I was in a supermarket once walking down the aisle when a scruffy man and his out of control son of about 4 started walking towards me from the other end.

The kid was shouting at the top of his voice pretending to be an aeroplane “neeeee-ooowwww!” And swerving from left to right with his arms out. He was twisting his head all around at the same time, so I knew he couldn’t see where he was going, and so I stood still and out of the way near the shelves, quite happy to let him play.

The kid literally made a beeline for me and smashed head-first into my basket. The dad saw all of it but the kid shouted - “wah, she hit me” and he stormed up to me in a really exaggerated swagger and squared up to me then screamed “you fahhcking c*nt!!!” An inch from my face.
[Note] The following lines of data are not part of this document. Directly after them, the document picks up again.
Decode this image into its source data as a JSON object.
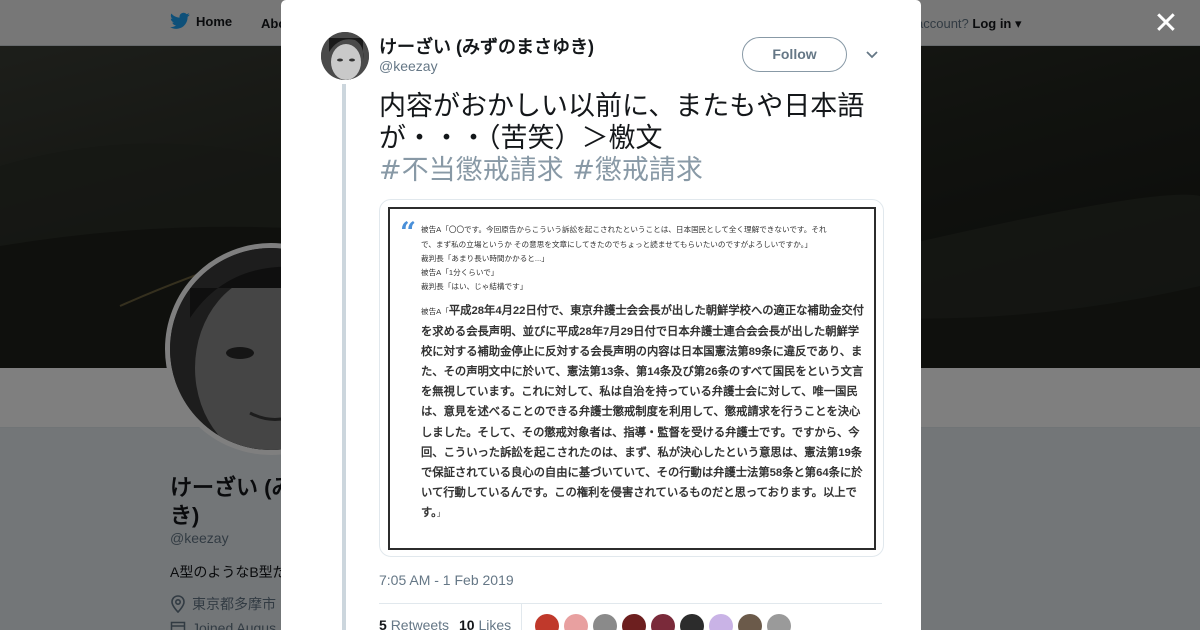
{
  "nav": {
    "home_label": "Home",
    "about_label": "Abo",
    "account_prompt": "account?",
    "login_label": "Log in"
  },
  "profile": {
    "name": "けーざい (み\nき)",
    "handle": "@keezay",
    "bio": "A型のようなB型だ",
    "location": "東京都多摩市",
    "joined": "Joined Augus"
  },
  "tweet": {
    "author_name": "けーざい (みずのまさゆき)",
    "author_handle": "@keezay",
    "follow_label": "Follow",
    "text": "内容がおかしい以前に、またもや日本語が・・・（苦笑）＞檄文",
    "hashtags": [
      "#不当懲戒請求",
      "#懲戒請求"
    ],
    "timestamp": "7:05 AM - 1 Feb 2019",
    "retweets_count": "5",
    "retweets_label": "Retweets",
    "likes_count": "10",
    "likes_label": "Likes",
    "liker_colors": [
      "#c0392b",
      "#e8a0a0",
      "#8a8a8a",
      "#6d1f1f",
      "#7a2a3a",
      "#2c2c2c",
      "#c9b3e6",
      "#6b5a4a",
      "#9a9a9a"
    ]
  },
  "document": {
    "small_lines": [
      "被告A「〇〇です。今回原告からこういう訴訟を起こされたということは、日本国民として全く理解できないです。それ",
      "で、まず私の立場というか その意思を文章にしてきたのでちょっと読ませてもらいたいのですがよろしいですか。」",
      "裁判長「あまり長い時間かかると...」",
      "被告A「1分くらいで」",
      "裁判長「はい、じゃ結構です」"
    ],
    "body_lead": "被告A「",
    "body_text": "平成28年4月22日付で、東京弁護士会会長が出した朝鮮学校への適正な補助金交付を求める会長声明、並びに平成28年7月29日付で日本弁護士連合会会長が出した朝鮮学校に対する補助金停止に反対する会長声明の内容は日本国憲法第89条に違反であり、また、その声明文中に於いて、憲法第13条、第14条及び第26条のすべて国民をという文言を無視しています。これに対して、私は自治を持っている弁護士会に対して、唯一国民は、意見を述べることのできる弁護士懲戒制度を利用して、懲戒請求を行うことを決心しました。そして、その懲戒対象者は、指導・監督を受ける弁護士です。ですから、今回、こういった訴訟を起こされたのは、まず、私が決心したという意思は、憲法第19条で保証されている良心の自由に基づいていて、その行動は弁護士法第58条と第64条に於いて行動しているんです。この権利を侵害されているものだと思っております。以上です。",
    "body_tail": "」"
  }
}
It was unbelievable.

I often think of what became of that kid with such an awful role model.

tymberland · 09/06/2023 07:03

Giggorata · 08/06/2023 17:38

I just wanted to say that years ago when I was frequently beaten up my exH in public, I had to tell the kind people who intervened to butt out, because when I didn't, I got a lot worse behind closed doors.
So anyone who has done that, please know how grateful I was really, even if I daren't express it at the time.
This was my experience, I wonder if anyone else had the same?

Yes.

MichelleScarn · 09/06/2023 07:10

blahblah2023 · 08/06/2023 18:02

NC for this as it’s very outing.

On a night out last year my drunk friend ran off screaming so I followed her as she has a history of trying to harm herself when she’s in that state and a group of men tackled me to the ground as they thought I was chasing her to attack her, I tried to explain the situation but they continued to pin me down. I started desperately flailing my limbs around in panic and making contact with random body parts until one of them smashed the bottle he was holding and held it to my neck, I genuinely thought I was going to die and not a single person from the nearby busy taxi rank came to help me even though they were all fucking staring because I was making so much noise. I bit his wrist as hard as I could in the end and he recoiled and briefly let me go so I RAN and the only person who came to help me when they started to chase was a girl who must have been about 18 who saw me drop my bag as I ran away and came to give it back. Never been so fucking frightened.

Bloody hell! Does your friend know what happened to you because of you trying to help in her drunken behaviour?

Daffodilwoman · 09/06/2023 07:20

That is shocking. The cashier should have called for security.